Quote: Originally Posted by *biancarenee* /img/forum/go_quote.gif
  Hey there! Just wondering some of the best advice you have heard or can give to an upcoming blogger? Regarding

- Time? Blogging takes time ~ how do you manage it best while being consistent with your posts/videos? I realize most don't blog full-time and work to maintain balance.

- Ideas? How do you keep your ideas creative and still relatable to most readers?

- Getting known? I'm trying to find less intrusive and abrupt ways to invite others to read my blog/watch my videos, but sometimes its hard to steer away from to goto "Hi, please come and check out my blog!!" lol.. How do you get your blog to stand out and get more visitors?

Thx! Any advice appreciated

All the best,

Bianca
Hi Bianca!

I'm a freelance writer / blogger / former journalist and I just got to say, good for you for starting your own blog. It can be an extremely rewarding experience. I must admit, I have started many many blogs and abandoned them because of lack of time or passion for the topic.

My first piece of advice -- set a goal.

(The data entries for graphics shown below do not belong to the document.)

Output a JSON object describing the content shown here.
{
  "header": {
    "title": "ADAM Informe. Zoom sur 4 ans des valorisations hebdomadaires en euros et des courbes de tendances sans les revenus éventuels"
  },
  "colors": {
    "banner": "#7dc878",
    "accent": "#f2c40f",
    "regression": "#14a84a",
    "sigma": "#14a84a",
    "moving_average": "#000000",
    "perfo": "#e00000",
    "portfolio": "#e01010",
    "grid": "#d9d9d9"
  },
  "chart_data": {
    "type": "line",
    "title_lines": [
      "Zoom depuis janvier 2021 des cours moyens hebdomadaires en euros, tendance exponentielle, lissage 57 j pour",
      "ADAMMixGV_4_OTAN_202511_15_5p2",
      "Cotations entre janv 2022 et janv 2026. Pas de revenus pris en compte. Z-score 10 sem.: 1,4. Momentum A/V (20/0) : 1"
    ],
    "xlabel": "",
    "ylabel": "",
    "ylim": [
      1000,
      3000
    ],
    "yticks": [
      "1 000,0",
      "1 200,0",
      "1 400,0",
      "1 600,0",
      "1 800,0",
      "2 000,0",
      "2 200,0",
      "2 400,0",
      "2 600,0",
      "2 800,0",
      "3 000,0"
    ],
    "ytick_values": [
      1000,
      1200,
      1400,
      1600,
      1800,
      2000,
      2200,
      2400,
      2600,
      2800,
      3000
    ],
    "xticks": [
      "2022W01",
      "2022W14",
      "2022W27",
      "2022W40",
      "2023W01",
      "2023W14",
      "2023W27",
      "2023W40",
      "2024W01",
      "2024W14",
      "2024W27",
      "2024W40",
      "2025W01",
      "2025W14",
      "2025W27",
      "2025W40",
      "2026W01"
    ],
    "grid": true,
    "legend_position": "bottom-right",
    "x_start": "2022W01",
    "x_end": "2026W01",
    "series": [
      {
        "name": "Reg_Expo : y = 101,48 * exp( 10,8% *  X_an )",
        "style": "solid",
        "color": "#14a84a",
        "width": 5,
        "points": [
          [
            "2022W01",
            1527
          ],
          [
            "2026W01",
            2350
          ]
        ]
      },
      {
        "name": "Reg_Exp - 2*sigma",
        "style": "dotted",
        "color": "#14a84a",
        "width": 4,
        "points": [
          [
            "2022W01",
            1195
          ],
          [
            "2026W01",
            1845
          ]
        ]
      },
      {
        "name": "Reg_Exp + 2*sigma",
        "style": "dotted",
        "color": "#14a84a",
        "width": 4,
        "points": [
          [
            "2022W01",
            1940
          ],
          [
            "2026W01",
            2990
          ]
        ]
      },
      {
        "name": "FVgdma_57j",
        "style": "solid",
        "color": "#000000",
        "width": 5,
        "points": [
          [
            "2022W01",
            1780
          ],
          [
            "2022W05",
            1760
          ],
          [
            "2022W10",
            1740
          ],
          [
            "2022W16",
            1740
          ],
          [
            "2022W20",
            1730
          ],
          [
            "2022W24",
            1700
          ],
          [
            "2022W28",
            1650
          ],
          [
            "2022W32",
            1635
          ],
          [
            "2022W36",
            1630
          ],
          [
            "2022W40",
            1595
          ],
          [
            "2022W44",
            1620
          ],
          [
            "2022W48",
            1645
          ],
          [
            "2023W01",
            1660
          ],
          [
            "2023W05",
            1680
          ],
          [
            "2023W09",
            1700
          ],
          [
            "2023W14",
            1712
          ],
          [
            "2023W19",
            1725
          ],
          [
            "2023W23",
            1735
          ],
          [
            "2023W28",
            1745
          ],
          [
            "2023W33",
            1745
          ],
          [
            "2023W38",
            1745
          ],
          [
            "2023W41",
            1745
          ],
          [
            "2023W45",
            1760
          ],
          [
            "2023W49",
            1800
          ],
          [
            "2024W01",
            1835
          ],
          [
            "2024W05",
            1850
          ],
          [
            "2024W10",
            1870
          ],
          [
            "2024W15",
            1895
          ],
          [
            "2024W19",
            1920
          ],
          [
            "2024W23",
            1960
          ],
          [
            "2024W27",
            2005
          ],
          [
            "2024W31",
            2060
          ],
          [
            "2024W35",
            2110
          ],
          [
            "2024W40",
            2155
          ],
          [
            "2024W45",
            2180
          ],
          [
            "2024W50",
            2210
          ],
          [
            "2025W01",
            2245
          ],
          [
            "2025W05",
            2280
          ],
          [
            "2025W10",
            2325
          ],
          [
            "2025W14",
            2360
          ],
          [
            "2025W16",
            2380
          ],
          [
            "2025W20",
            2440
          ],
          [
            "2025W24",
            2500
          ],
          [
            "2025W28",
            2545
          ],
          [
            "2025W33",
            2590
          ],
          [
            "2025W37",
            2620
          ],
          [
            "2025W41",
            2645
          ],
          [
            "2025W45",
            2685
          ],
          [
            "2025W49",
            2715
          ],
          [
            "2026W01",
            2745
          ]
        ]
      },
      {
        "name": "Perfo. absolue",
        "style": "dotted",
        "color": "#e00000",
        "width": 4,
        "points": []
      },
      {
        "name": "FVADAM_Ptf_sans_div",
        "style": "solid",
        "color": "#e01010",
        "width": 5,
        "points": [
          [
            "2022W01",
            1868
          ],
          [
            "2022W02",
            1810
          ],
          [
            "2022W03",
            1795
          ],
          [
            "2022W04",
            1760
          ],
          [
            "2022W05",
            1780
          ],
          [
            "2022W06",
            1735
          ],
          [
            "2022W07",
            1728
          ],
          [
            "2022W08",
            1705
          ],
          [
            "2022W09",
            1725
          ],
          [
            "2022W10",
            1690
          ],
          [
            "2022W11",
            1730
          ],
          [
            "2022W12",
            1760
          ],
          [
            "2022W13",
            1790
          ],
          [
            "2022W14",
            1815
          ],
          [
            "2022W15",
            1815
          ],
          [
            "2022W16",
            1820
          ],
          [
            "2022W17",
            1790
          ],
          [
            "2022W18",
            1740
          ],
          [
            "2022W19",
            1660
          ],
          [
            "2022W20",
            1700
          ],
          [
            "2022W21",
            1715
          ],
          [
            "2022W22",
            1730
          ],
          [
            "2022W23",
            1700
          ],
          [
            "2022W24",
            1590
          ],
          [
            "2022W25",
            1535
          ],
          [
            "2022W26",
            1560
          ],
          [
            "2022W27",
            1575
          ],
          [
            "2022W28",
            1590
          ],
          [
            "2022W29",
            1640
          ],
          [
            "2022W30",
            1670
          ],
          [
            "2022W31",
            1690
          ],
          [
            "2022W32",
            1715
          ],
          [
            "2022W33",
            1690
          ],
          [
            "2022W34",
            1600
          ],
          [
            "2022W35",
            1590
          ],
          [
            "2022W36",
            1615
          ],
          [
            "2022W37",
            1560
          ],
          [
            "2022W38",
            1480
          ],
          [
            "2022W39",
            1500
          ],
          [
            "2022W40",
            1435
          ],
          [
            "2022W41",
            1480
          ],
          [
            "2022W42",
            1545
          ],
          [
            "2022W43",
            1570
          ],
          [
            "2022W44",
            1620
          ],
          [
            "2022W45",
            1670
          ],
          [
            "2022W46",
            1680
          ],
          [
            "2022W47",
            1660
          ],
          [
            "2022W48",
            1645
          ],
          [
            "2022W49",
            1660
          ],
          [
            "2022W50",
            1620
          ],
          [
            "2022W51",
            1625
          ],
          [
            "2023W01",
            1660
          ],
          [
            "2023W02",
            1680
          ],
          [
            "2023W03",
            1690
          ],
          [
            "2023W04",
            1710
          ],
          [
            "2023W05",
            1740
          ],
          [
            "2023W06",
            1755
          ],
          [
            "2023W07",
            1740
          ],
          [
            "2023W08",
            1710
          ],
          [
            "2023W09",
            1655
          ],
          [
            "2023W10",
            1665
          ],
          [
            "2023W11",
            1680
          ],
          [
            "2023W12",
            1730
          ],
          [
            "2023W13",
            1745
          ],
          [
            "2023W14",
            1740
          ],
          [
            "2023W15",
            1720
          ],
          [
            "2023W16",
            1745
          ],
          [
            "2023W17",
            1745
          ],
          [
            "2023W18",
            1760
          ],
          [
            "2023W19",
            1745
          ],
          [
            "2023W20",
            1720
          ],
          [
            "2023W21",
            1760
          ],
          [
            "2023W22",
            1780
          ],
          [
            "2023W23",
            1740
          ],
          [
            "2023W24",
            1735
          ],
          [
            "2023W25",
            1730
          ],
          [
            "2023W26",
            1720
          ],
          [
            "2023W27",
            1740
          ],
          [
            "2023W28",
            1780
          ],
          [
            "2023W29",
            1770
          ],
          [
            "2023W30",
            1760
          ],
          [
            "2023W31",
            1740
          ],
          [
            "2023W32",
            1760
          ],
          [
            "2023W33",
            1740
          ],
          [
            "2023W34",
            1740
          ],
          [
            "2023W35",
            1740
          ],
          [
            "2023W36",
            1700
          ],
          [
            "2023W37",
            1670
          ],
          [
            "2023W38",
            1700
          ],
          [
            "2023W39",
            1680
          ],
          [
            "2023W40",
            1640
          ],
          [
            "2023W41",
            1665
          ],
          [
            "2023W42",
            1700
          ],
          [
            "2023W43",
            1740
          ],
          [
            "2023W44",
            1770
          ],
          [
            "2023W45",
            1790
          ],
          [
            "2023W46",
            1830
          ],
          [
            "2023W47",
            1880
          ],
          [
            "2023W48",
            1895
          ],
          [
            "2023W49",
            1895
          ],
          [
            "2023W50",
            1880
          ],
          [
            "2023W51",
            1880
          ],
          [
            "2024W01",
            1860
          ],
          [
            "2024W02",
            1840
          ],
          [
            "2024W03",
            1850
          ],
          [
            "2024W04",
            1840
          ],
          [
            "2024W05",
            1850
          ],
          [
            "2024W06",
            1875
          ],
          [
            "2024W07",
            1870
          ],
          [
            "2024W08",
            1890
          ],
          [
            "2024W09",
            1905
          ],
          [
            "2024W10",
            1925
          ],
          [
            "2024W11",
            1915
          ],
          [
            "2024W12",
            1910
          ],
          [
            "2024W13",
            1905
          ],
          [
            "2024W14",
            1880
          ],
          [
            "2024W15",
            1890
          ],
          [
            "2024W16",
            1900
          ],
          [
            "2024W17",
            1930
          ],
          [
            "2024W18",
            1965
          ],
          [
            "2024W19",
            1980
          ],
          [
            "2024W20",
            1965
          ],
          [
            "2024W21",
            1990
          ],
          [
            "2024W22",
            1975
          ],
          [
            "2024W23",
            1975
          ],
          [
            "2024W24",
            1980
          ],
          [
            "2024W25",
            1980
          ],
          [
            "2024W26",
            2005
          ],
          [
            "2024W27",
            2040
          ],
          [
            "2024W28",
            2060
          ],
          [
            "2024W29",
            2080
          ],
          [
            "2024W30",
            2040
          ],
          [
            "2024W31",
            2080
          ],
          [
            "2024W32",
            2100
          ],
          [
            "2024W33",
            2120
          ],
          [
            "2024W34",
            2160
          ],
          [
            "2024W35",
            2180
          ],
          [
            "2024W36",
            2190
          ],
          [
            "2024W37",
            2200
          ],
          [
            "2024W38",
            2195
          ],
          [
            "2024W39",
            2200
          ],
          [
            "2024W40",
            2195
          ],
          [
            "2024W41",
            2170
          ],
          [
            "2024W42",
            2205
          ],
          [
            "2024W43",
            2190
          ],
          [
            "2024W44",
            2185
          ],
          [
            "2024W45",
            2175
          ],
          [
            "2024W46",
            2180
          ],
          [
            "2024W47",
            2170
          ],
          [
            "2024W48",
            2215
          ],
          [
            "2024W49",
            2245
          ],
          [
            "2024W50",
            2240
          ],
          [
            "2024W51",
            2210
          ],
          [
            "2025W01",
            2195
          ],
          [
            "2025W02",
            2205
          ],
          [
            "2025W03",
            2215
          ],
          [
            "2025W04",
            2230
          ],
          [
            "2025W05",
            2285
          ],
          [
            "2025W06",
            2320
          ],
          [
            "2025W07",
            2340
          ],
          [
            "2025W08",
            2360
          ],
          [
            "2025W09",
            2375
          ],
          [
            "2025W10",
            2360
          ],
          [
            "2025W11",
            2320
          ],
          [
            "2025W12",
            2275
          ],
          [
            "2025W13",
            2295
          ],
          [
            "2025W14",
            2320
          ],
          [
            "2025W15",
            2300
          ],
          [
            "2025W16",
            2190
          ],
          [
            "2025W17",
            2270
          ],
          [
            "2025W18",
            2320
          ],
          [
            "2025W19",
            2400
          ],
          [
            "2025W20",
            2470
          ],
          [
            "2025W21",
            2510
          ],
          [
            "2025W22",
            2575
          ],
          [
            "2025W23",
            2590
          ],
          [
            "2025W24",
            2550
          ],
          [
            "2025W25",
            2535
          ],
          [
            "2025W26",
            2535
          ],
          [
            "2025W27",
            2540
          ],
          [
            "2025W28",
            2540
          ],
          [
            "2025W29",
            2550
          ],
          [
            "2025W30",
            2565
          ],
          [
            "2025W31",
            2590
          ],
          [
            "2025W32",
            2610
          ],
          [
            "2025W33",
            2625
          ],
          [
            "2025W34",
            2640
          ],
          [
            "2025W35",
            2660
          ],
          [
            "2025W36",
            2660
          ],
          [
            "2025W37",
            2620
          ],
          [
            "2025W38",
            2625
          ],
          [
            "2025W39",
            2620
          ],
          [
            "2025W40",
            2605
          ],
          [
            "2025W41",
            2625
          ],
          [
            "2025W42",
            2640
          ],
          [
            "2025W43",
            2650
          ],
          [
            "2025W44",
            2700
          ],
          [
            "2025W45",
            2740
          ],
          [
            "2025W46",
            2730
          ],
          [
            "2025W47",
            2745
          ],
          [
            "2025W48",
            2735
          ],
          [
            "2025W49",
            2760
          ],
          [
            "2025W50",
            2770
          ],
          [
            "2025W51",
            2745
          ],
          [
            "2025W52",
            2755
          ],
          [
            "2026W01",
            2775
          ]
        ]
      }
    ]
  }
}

How many posts do you want to do? One per week is a good benchmark for starting out, and if you happen to write 3 posts that week, then great!  You will start to get motivated when you get more subscribers and begin a conversation on your blog. If you have a busy period and don't post for a few weeks or months, don't panic. You can always come back to your blog.

Ideas -- I carry a small notebook or write notes in my phone when an idea strikes me. I also take pictures while I'm out to add color to my blog.

Increasing readership -- Looks like your using Wordpress which is awesome, because you already have a built-in community! Be sure to add lots of tags and keywords into your posts. On Wordpress there are Widgets you can download for help with SEO (Search Engine Optimization) so others can find your blog. Keep up-to-date on your social media aswell! Creating a Twitter / Pinterest / Facebook for your blog can help readership. Also gain relationships with other blogs and they might feature or link back to your posts.

Hope all of this helps. Good luck on your future endeavors and I'll keep an eye out for your blog.

&lt;3


----------